We all knew about the word ‘stay-cation’ previous to us having to cancel our fancy foreign holidays this year, but I’m getting super annoyed with people misusing the word ‘Stay-cation’. It does not mean a ‘holiday in the UK’, it means staying at home. In your own home. This is either for the purposes of day tripping, gardening, or getting around to those pesky DIY jobs you never have time for between skiing, a long weekend in New York and some all-inclusive summer package in Spain. Or doing nothing at all, in your own home.
It doesn’t mean a week in a lovely cottage in Dorset, or long weekend in Bath (unless you live in Dorset or Bath respectively).
One of the reasons that I’m so annoyed with this is that people are using stay-cation like its new thing, like it’s cute somehow or they’re holidaying with the ‘little people’ who can’t afford to fly off at over a grand a head in the school holidays to some 2 star resort in Benidorm every year.
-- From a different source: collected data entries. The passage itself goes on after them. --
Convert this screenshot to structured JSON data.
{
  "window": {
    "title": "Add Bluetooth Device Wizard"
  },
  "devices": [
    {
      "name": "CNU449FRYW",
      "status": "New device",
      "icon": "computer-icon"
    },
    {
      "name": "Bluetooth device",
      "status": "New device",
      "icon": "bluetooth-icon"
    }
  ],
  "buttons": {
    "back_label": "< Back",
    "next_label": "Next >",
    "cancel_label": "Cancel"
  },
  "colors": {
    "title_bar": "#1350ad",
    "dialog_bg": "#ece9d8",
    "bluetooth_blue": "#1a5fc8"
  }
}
Until I was 11, I had only holidayed in the UK. We went to Swanage one year, and pretty much every year after that we went to Exmouth. To the same little flat overlooking the docks, which weren’t nice docks, it was still working port that took shipments of scrap metal and some stinking animal feed. This was our family holiday. We packed up the estate car, and we went on holiday, to the flat that smelt of animal feed. HOLIDAY. Not a stay-cation. I blame the Americans in part for using the word ‘vacation’ in the first place which gave rise this now popular portmanteau.